Gesuchte Verbrecherin, stand in der Schlagzeile.
Ich las die ersten Sätze:

'In der Nacht auf Freitag wurde das Versteck einer entflohenen Straftätigen entdeckt, die sich als harmloser Wanderer in einem zivilen Gebäude Unterschlupf erschlichen hatte. Polizeilichen Bemühungen, die Zivilbevölkerung über sie in Kenntnis zu setzen und sie zu inhaftieren, zum Trotz gelang ihr die Flucht in den nahegelegenen Wald.'

Mein Blick schweifte bis zum Ende des Artikels:

'Es ist zu vermuten, dass besagte Kriminelle erneut in einer Siedlung auftauchen wird. Daher ist jeder Bürger dazu angehalten, Obacht walten zu lassen...'

Etc. etc. Daneben zierte ein altes Bild von mir das Papier. Damals fragte ich mich noch nicht, woher sie das gehabt hatten. Ich übersah diesen Aspekt im Angesicht der Ereignisse leider völlig. Stattdessen beschäftigten mich andere Dinge.
Sie hatten also beschlossen, nun eine andere Strategie zu fahren. Von jetzt an konnte ich es wohl endgültig vergessen, noch einmal ein Dorf oder eine Stadt aufzusuchen. Ich musste mir ehrlich etwas einfallen lassen. So viel Glück ich drei Nächte zuvor gehabt hatte, so viel Pech hatte ich wohl nun.

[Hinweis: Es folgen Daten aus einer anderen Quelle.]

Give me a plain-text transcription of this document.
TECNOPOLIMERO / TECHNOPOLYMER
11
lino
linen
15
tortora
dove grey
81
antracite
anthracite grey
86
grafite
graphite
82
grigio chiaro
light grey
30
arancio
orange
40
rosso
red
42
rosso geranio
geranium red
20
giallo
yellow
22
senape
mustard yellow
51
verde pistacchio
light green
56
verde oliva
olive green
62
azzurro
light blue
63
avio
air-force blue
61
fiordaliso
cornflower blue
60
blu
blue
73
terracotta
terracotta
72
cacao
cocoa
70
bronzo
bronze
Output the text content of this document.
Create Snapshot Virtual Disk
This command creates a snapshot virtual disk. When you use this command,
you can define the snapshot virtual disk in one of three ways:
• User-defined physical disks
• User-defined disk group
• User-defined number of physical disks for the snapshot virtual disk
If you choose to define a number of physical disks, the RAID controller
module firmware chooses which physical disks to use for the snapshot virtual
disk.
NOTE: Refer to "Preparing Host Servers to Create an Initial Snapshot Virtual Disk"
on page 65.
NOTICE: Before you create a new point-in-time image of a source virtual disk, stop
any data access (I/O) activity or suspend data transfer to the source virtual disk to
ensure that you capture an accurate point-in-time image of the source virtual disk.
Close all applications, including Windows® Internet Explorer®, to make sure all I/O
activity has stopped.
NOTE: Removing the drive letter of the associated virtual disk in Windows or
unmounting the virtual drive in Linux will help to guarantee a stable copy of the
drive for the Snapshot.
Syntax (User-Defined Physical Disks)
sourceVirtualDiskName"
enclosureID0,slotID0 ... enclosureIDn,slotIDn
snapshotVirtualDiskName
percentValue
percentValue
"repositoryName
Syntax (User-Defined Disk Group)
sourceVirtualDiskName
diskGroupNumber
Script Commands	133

Aber eins war mir dadurch wenigstens sicher: Sie hatten mich nicht vergessen. Sie hatten mich einfach nur aus meinem Versteck locken wollen, wenn ich mich in Sicherheit wog. Aber warum hatten sie mich im Wald nicht bereits verfolgt? Hatten sie womöglich tatsächlich meine Spur verloren?